Le ricerche necessarie ad illustrarli dovevano farsi nel R.° Archivio di Stato sui Campioni del Catasto dal 1427 al 1480; su quelli della Decima e sui relativi Arroti dal 1495 al 1776 anno nel quale dal Granduca Pietro Leopoldo, soppresso l’uffizio della Decima, fu istituito il Catasto per Comunità.

Ed affinchè non mancasse la debita connessione fra il passato storico e la realtà presente, le ricerche dal 1776 si sono condotte all’epoca attuale coi libri del Catasto Leopoldino fino al 1832; e poi colle Mappe, Campioni ed Arroti del nuovo Catasto particellare.

Le Decime erano di tre sorte, cioè: dei cittadini, del contado ed ecclesiastiche.

Le Decime dei cittadini furono istituite l'anno 1495 e furono imposte in ragione di f. 10 ½ l'anno sopra f. 100 d’entrata per le case; e di f. 11 ⅔ l’anno per f. 100 sopra gli altri beni.
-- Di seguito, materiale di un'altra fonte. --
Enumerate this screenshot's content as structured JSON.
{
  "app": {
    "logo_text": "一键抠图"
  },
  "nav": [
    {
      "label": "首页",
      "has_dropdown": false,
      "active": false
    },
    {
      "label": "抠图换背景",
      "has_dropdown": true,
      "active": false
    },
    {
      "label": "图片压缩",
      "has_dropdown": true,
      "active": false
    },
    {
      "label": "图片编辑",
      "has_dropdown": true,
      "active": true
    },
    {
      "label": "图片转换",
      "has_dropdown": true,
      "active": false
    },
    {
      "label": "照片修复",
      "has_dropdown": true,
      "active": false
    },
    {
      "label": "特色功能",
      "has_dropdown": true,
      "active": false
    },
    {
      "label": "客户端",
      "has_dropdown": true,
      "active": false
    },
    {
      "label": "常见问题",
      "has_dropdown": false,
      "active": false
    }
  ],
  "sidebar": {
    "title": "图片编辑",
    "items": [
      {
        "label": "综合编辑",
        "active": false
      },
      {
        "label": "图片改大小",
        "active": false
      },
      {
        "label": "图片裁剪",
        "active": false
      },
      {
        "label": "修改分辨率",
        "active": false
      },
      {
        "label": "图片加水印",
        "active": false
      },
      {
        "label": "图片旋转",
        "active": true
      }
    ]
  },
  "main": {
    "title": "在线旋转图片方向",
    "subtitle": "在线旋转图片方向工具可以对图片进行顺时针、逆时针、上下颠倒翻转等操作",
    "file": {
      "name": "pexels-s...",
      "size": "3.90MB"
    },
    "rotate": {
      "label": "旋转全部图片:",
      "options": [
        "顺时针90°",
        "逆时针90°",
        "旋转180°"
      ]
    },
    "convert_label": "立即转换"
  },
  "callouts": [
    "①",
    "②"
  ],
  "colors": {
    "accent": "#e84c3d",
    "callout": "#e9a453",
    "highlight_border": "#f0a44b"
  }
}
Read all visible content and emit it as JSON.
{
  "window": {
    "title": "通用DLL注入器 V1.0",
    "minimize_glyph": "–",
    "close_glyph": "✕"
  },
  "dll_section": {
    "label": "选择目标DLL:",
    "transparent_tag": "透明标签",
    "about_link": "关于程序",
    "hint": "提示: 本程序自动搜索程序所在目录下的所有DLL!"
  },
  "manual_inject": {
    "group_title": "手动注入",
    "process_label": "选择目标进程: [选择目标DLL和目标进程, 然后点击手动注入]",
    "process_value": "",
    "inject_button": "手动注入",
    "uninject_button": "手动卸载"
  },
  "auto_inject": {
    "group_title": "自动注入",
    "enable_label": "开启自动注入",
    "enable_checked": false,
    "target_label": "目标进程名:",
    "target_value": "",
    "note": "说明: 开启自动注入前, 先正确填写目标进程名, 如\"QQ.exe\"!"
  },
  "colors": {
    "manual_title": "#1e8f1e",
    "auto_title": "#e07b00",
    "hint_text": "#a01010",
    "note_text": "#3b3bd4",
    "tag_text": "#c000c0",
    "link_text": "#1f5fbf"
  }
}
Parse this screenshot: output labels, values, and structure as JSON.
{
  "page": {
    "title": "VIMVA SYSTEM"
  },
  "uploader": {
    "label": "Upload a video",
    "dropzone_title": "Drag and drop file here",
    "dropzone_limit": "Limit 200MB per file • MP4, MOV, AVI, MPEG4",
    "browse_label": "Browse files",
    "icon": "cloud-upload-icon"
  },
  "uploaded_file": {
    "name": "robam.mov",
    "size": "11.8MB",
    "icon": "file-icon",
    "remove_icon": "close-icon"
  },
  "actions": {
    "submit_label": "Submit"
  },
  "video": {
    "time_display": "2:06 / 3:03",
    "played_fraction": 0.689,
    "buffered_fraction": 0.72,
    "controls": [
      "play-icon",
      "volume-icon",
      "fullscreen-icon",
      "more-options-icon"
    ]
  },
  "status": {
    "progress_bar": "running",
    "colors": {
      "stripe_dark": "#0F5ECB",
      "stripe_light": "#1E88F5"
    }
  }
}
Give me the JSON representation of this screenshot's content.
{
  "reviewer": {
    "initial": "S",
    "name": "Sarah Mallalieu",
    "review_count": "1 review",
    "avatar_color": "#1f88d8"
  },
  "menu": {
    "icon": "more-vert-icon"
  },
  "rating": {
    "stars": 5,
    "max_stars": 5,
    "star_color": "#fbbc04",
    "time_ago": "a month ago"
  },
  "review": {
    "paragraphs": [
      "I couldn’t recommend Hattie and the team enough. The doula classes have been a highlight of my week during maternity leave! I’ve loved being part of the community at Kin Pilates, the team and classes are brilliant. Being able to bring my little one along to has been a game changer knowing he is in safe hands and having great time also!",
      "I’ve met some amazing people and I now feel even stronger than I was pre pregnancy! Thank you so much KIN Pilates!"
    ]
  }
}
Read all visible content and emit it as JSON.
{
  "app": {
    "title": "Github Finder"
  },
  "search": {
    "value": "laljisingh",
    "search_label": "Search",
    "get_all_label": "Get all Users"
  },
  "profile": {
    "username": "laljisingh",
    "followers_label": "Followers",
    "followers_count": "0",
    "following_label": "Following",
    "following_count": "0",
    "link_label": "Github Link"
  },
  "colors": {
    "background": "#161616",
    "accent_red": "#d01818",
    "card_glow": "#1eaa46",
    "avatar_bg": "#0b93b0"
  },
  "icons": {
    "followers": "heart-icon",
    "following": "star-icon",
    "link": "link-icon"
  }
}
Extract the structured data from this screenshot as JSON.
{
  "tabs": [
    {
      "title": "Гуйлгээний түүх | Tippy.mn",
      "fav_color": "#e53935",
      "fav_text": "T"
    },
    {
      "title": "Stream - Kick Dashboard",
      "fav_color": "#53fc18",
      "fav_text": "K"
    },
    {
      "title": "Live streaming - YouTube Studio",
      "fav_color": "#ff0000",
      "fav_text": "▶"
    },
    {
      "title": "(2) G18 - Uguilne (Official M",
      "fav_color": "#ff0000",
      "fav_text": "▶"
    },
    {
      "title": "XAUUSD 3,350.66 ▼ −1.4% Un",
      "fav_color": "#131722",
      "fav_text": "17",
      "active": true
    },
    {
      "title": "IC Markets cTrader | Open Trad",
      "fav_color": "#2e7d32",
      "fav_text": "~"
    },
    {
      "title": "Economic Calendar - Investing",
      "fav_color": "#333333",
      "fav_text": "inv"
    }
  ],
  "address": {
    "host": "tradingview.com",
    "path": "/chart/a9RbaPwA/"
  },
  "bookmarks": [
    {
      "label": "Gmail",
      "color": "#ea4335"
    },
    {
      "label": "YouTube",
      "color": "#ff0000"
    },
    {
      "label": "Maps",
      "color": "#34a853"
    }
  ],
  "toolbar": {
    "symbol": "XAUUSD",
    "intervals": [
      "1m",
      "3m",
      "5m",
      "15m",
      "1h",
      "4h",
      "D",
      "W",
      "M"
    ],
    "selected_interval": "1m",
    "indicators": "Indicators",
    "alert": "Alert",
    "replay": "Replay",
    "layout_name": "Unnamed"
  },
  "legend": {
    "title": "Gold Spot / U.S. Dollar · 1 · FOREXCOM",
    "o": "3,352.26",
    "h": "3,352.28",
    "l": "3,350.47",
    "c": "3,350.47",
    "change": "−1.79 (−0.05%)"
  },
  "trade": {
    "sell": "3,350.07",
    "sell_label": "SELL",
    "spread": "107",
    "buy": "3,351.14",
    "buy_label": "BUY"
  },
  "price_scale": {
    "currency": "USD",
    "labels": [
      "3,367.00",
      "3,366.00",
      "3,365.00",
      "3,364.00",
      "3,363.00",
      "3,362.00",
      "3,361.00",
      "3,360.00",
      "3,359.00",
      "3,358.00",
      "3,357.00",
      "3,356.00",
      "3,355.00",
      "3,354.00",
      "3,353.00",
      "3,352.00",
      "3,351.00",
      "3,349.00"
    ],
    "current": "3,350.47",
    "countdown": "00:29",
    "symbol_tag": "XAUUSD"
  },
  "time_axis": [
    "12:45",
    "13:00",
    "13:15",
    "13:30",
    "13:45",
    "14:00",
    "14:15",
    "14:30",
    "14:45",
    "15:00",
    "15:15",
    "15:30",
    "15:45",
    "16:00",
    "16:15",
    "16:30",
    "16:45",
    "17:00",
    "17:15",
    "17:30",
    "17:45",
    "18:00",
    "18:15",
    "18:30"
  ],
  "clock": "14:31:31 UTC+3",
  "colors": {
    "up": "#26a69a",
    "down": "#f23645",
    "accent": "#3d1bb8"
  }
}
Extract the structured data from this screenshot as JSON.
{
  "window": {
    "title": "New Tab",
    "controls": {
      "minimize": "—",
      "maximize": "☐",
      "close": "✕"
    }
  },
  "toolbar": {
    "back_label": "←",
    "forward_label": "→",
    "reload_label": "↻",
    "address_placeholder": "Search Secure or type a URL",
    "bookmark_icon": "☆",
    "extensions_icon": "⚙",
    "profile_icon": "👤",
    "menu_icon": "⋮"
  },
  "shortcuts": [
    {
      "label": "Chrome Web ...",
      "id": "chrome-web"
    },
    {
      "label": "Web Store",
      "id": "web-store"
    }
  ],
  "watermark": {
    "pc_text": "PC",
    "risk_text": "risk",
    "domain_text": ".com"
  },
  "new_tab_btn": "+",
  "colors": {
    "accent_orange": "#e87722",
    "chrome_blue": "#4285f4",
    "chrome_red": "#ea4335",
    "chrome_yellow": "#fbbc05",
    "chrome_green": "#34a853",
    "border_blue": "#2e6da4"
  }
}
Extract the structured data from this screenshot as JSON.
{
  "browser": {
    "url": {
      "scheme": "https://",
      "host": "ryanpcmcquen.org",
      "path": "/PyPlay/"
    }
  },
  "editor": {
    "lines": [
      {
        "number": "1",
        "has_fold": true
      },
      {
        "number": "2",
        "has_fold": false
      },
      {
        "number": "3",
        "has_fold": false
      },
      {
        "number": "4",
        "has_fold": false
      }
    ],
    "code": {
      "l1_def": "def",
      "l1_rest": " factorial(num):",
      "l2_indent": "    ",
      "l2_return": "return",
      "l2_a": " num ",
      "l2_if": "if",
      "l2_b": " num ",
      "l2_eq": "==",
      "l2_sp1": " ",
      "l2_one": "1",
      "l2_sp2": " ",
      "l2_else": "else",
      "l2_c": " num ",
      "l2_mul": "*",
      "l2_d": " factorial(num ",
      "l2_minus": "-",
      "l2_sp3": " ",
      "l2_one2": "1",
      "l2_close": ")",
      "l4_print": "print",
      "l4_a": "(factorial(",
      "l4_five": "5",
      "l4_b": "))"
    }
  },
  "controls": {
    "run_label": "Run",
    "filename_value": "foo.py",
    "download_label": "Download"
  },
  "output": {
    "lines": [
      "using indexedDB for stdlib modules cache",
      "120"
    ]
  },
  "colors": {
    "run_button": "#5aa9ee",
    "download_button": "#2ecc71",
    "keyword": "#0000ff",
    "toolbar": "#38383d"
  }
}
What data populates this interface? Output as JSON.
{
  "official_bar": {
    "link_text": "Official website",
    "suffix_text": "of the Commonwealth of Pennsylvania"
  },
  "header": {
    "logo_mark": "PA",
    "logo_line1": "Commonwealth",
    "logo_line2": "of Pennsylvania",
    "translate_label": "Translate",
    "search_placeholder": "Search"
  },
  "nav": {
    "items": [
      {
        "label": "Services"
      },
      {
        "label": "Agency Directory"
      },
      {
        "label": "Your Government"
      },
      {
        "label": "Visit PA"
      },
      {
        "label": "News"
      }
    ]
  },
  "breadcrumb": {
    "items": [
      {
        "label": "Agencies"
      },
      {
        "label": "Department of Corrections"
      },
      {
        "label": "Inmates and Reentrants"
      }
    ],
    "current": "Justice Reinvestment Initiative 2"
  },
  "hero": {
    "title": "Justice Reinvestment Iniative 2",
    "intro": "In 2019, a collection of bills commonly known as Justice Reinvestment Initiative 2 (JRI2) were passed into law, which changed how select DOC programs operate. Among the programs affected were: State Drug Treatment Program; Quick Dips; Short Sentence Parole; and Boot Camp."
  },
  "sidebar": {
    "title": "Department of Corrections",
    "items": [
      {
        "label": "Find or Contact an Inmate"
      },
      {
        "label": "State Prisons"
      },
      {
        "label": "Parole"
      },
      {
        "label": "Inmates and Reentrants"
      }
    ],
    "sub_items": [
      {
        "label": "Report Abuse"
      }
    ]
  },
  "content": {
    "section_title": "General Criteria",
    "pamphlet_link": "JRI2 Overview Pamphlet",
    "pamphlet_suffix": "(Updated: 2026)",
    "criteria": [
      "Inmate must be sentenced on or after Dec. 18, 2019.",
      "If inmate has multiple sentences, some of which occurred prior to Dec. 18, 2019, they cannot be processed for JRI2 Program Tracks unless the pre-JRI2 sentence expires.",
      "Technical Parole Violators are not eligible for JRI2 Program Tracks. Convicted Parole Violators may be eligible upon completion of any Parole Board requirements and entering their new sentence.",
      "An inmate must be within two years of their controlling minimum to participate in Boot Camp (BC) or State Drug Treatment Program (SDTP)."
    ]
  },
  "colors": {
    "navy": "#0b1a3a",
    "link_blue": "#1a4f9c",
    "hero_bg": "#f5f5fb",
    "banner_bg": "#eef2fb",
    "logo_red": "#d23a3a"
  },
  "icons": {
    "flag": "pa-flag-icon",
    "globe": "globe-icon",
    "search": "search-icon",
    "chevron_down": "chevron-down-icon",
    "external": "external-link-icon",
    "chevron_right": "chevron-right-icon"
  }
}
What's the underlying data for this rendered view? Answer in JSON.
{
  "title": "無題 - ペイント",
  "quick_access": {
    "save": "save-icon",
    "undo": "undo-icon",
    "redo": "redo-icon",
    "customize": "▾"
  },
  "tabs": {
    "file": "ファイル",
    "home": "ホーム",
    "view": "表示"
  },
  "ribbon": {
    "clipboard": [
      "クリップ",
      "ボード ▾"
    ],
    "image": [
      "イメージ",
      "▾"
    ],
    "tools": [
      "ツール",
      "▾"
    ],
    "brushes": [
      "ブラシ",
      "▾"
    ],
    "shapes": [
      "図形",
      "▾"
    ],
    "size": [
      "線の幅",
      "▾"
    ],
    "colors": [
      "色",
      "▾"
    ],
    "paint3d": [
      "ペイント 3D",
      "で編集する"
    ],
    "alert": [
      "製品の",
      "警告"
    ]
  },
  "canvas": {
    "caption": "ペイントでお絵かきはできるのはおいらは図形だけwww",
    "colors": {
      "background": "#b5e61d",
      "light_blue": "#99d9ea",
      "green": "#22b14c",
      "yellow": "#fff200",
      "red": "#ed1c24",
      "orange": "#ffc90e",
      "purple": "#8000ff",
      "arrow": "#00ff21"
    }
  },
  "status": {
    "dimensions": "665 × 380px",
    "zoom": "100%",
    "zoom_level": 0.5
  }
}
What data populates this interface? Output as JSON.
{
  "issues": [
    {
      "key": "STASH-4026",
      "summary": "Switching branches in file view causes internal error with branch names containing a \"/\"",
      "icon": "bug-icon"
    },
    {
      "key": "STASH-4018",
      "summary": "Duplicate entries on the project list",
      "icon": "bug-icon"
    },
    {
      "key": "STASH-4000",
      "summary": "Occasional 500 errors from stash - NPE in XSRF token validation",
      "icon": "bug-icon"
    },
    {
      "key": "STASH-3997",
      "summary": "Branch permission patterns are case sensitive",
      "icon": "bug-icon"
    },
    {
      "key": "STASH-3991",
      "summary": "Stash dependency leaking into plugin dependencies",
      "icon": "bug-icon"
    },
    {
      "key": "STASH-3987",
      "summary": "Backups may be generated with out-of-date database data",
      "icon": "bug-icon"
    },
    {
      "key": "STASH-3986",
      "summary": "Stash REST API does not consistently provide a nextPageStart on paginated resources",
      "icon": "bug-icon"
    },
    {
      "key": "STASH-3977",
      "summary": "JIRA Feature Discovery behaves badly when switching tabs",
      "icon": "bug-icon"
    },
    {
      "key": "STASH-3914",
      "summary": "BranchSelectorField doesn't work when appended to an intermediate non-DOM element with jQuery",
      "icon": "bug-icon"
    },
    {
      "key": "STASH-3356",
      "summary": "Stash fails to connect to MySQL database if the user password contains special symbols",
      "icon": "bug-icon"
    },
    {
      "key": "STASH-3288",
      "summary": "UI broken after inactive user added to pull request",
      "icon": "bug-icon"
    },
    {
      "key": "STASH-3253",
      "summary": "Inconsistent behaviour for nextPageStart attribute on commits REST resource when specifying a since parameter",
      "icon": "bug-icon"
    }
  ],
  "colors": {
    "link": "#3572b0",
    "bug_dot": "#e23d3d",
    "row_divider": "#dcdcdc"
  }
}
Gli «officiali della Decima» promulgarono il primo loro Bando nel 1495 infliggendo a quei cittadini che non portavano le scritte a tempo debito, la penale dell’uno per cento se eran possessori di beni del valore fino a mille fiorini; e del 25 per cento se possedevano per una somma maggiore.

Per concordare la quota dell’imposta, i cittadini erano invitati a comparire entro breve tempo all’offizio della Decima; e se non comparivano, gli officiali pensavan loro a provvedere, procurando sempre il vantaggio dello Stato.

Venne pure, a cura dei predetti officiali di Decima, nei luoghi più centrali e più frequentati della città, affisso un modello di denunzia che doveva contenere la descrizione esatta degli immobili e loro confini, da chi li avevano comprati ed il prezzo pagato.